Pese a todo esto, el día iba bien. Hasta que, al dejar la Meridiana y tomar Consejo de Ciento, ocurrió algo muy extraño. Junto a más ciclistas (un Glovo y una hípster), íbamos en dirección al centro de la ciudad. Incluso se llegaban a formar colas entre los tres -aprovechando así el ventajoso rebufo- cosa que demuestra que la ciudad se sigue bicicleteando. También estábamos sufriendo, ya que hacía un calor supino y una ligera inclinación. Todos íbamos relativamente sudando, haciendo gemelos y manteniendo nuestro cuerpo en forma.

Hasta que, a toda velocidad, una chica en patinete eléctrico nos adelantó por la izquierda. El esfuerzo de los tres era evidente y las condiciones eran adversas, sumando también la competición subconsciente por ver quién llegaba primero, aunque no supiésemos nuestros destinos. Cuando la chica del patinete pasó, me puse a pensar detenidamente e incluso reduje mi intensidad al pedalear. Había sido, de alguna manera, humillado.

Pero no por la velocidad, sino por los aires de grandeza del patinete. Era una especie de grandeza espiritual lo que rodeaba a esa chica. Una posición erguida, con la bolsa de su trabajo colgada en sus hombros. La velocidad que cogía el patinete tenía efectos en el deslizamiento de su pelo hacia atrás, haciendo aún mayor su superioridad. Mi humillación me llevó a intentar adelantarla en varias ocasiones.
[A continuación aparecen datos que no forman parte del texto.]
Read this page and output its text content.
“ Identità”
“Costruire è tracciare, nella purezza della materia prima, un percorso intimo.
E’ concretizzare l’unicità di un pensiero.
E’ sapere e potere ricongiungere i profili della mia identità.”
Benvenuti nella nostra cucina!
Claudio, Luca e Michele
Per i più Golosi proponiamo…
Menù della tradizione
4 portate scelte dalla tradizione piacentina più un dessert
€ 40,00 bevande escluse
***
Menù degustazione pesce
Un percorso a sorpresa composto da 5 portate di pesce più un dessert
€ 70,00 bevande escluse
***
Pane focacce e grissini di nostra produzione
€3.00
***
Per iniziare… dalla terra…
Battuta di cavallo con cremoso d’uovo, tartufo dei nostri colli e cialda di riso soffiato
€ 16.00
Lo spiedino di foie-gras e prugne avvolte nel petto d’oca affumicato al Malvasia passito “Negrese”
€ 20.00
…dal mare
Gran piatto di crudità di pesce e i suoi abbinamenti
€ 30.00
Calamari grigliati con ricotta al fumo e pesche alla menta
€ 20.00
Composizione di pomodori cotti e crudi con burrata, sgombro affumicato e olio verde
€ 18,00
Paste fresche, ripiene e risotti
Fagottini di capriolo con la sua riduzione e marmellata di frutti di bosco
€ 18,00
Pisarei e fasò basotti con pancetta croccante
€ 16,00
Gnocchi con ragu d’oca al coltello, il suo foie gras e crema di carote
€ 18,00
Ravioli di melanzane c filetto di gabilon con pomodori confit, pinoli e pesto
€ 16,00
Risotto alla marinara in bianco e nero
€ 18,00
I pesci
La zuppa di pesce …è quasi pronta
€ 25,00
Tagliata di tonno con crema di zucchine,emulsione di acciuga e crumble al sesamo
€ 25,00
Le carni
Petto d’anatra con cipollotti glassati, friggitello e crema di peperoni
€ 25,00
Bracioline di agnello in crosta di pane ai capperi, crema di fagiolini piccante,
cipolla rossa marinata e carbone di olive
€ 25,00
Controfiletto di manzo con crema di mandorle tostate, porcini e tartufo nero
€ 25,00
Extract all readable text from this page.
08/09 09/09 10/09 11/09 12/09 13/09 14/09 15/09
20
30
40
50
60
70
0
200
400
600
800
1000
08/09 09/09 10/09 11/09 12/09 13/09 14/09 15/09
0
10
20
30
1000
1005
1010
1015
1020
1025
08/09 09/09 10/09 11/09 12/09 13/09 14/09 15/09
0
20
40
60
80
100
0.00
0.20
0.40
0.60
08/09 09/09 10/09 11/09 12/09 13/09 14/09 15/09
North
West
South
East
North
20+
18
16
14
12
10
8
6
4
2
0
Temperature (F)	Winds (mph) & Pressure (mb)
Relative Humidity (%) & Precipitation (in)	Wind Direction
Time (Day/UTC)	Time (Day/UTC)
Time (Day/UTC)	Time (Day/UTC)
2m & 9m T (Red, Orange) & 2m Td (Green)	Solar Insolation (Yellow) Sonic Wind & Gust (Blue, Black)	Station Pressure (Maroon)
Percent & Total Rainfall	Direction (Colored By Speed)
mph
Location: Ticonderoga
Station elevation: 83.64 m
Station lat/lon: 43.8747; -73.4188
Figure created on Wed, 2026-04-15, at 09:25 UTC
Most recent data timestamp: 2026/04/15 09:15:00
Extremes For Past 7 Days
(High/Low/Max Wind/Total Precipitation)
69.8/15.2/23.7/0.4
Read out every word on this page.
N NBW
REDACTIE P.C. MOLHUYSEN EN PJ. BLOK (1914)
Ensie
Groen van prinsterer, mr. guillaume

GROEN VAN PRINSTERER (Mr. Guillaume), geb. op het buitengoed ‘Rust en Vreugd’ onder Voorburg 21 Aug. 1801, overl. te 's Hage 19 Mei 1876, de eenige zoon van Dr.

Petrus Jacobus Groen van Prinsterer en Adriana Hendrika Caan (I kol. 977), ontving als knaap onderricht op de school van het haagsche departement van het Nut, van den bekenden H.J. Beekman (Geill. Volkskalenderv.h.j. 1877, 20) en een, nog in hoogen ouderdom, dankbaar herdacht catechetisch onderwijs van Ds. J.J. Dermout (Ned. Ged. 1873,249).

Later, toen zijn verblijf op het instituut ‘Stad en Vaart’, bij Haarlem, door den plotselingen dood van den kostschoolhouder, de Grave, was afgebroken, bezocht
Las triquiñuelas del ciclista son bien conocidas, ya que a la vez uno es peatón y vehículo. Es decir, las reglas no existen. Sin embargo, con el patinete eléctrico no hay opción a jugársela tanto. Así que aprovechaba esos momentos para adelantarla. Pero a la que había una recta de nuevo, el patinete me adelantaba y dejaba atrás sufriendo, sudando y con la autoestima por los suelos. Había sido adelantado por un patinete.

La fiebre del patinete eléctrico es evidente. Es una de las cosas que más me ha llamado la atención al volver a Barcelona. Por unos trescientos euros puedes conseguir uno por internet. La tecnología puede ayudarte a mejorar y a hacer la vida más fácil, pero el orgullo de un ciclista, pese a ser adelantado, humillado y otras demás vejaciones, es insuperable. Vivan las bicis.